The shenanigans begin on planet earth where ruthless businessman Malhotra presides over a roomful of business suits. The suits need to build a bridge over a river they're polluting but they can't buy off a tiny piece of land that's strategically placed. A stately 200-year-old tree the Sikh community worships stands there. It has the power to make a believer's wishes come true. Besides, the land belongs to a slap-happy Sikhni who screams non-stop from frame one. The suits are petrified of her.
But her son Aman is a meek martial arts teacher and Sikhni mother can't tire of telling him how strong and fearless his dad Kartar Singh was.
Remo D'souza's writing is so weak that after the menace shown in Malhotra's wicked introduction, he really does nothing except to hire an ace assassin who's a foreigner but is strangely called Raka. And all Raka is asked to do is to bare his fangs and hack the tree down.

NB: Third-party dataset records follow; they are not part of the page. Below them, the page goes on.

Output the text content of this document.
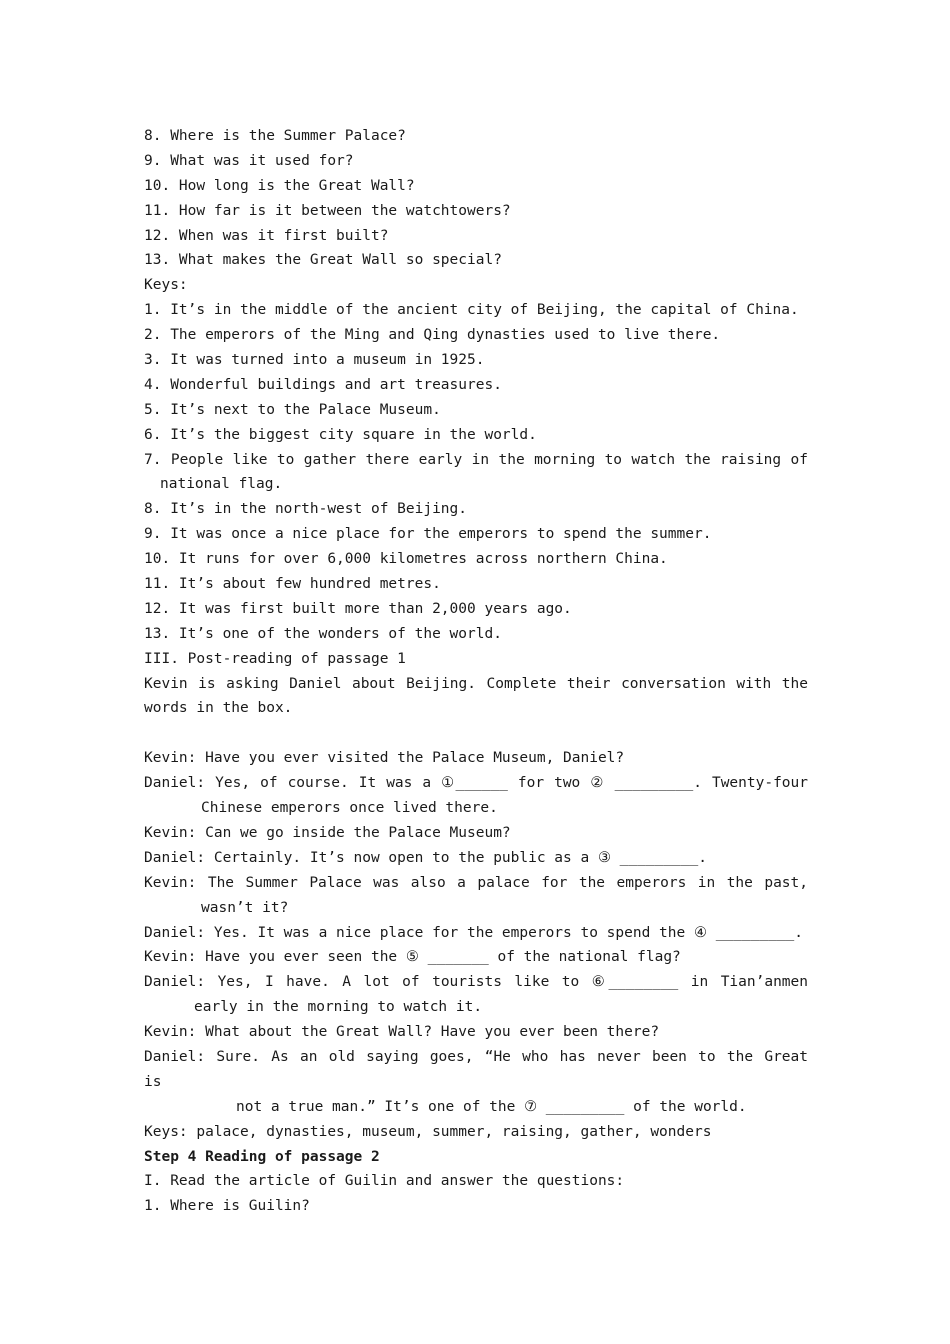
8. Where is the Summer Palace?
9. What was it used for?
10. How long is the Great Wall?
11. How far is it between the watchtowers?
12. When was it first built?
13. What makes the Great Wall so special?
Keys:
1. It’s in the middle of the ancient city of Beijing, the capital of China.
2. The emperors of the Ming and Qing dynasties used to live there.
3. It was turned into a museum in 1925.
4. Wonderful buildings and art treasures.
5. It’s next to the Palace Museum.
6. It’s the biggest city square in the world.
7. People like to gather there early in the morning to watch the raising of
national flag.
8. It’s in the north-west of Beijing.
9. It was once a nice place for the emperors to spend the summer.
10. It runs for over 6,000 kilometres across northern China.
11. It’s about few hundred metres.
12. It was first built more than 2,000 years ago.
13. It’s one of the wonders of the world.
III. Post-reading of passage 1
Kevin is asking Daniel about Beijing. Complete their conversation with the
words in the box.
Kevin: Have you ever visited the Palace Museum, Daniel?
Daniel: Yes, of course. It was a ①______ for two ② _________. Twenty-four
Chinese emperors once lived there.
Kevin: Can we go inside the Palace Museum?
Daniel: Certainly. It’s now open to the public as a ③ _________.
Kevin: The Summer Palace was also a palace for the emperors in the past,
wasn’t it?
Daniel: Yes. It was a nice place for the emperors to spend the ④ _________.
Kevin: Have you ever seen the ⑤ _______ of the national flag?
Daniel: Yes, I have. A lot of tourists like to ⑥________ in Tian’anmen
early in the morning to watch it.
Kevin: What about the Great Wall? Have you ever been there?
Daniel: Sure. As an old saying goes, “He who has never been to the Great
is
not a true man.” It’s one of the ⑦ _________ of the world.
Keys: palace, dynasties, museum, summer, raising, gather, wonders
Step 4 Reading of passage 2
I. Read the article of Guilin and answer the questions:
1. Where is Guilin?
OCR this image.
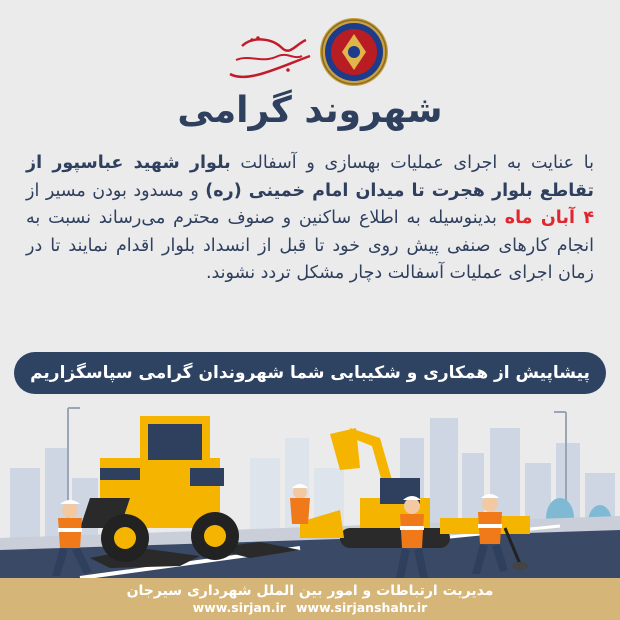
شهروند گرامی
با عنایت به اجرای عملیات بهسازی و آسفالت بلوار شهید عباسپور از تقاطع بلوار هجرت تا میدان امام خمینی (ره) و مسدود بودن مسیر از ۴ آبان ماه بدینوسیله به اطلاع ساکنین و صنوف محترم می‌رساند نسبت به انجام کارهای صنفی پیش روی خود تا قبل از انسداد بلوار اقدام نمایند تا در زمان اجرای عملیات آسفالت دچار مشکل تردد نشوند.
پیشاپیش از همکاری و شکیبایی شما شهروندان گرامی سپاسگزاریم
مدیریت ارتباطات و امور بین الملل شهرداری سیرجان
www.sirjan.ir www.sirjanshahr.ir
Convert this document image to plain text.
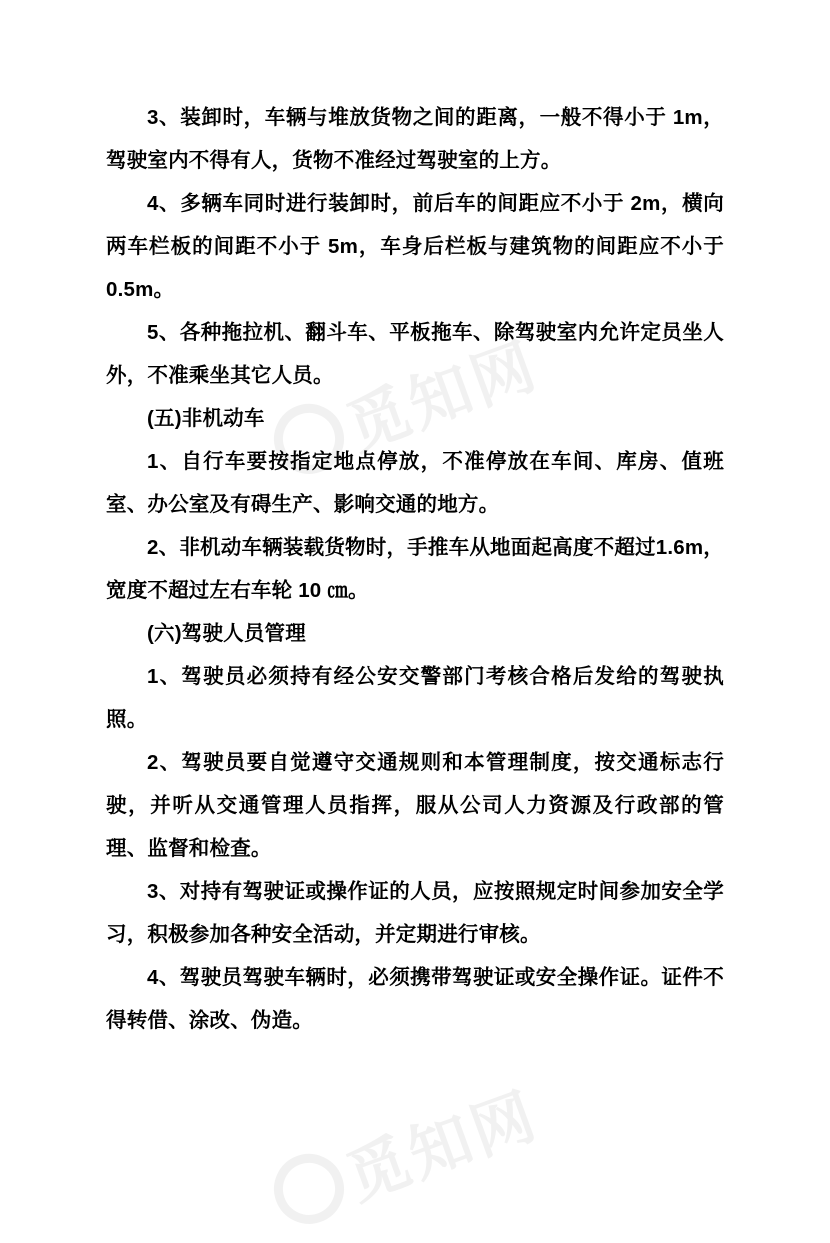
觅知网
觅知网

3、装卸时，车辆与堆放货物之间的距离，一般不得小于 1m，驾驶室内不得有人，货物不准经过驾驶室的上方。

4、多辆车同时进行装卸时，前后车的间距应不小于 2m，横向两车栏板的间距不小于 5m，车身后栏板与建筑物的间距应不小于 0.5m。

5、各种拖拉机、翻斗车、平板拖车、除驾驶室内允许定员坐人外，不准乘坐其它人员。

(五)非机动车

1、自行车要按指定地点停放，不准停放在车间、库房、值班室、办公室及有碍生产、影响交通的地方。

2、非机动车辆装载货物时，手推车从地面起高度不超过1.6m，宽度不超过左右车轮 10 ㎝。

(六)驾驶人员管理

1、驾驶员必须持有经公安交警部门考核合格后发给的驾驶执照。

2、驾驶员要自觉遵守交通规则和本管理制度，按交通标志行驶，并听从交通管理人员指挥，服从公司人力资源及行政部的管理、监督和检查。

3、对持有驾驶证或操作证的人员，应按照规定时间参加安全学习，积极参加各种安全活动，并定期进行审核。

4、驾驶员驾驶车辆时，必须携带驾驶证或安全操作证。证件不得转借、涂改、伪造。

That's when the docile Aman stands up for the tree and in the process magically transforms into Flying Jat, a super hero who can fly around. He despatches Raka to a watery grave in the much-polluted river.
The first half which has action and comic moments holds the promise of a fair entertainer at least for kids. A timid hero who can't even tell his girl that he adores her, is a stale premise for humour but Remo keeps it light with scenes like Aman's sidekick Rohit pretending to be the Flying Jat.
But once you take a popcorn break, the film goes pop out of control. Suddenly Malhotra is not the villain anymore and Raka returns as a pollution-eating monster, an uncontrollable Frankenstein. Sidekick Rohit's role is inexplicably lengthened and he is curiously turned into Aman's brother.
Malhotra sacking an employee for believing in the tree is left without a neat follow-up. The powers of the tree should've been better utilised in the finale. Instead, Remo prolongs the climax by propelling Aman and Raka into a different planet for the final showdown.
Tiger Shroff's dancing and action skills continue to be his winning traits. Kay Kay Menon is reduced to a caricature as villain Malhotra. Amrita Singh shouts instead of acting as the mother. Remo's desire to milk Sikh sentiments by explaining the significance of barah baje and the turban, is too blatant for the community to fall for it in a big way. Sachin-Jigar's music lacks chartbusting appeal.
The vital message of how pollution is sheer evil gets lost in the bizarre second half.
For a superhero theme that's too spaced out to thrill, A Flying Jatt gets a 2 star rating.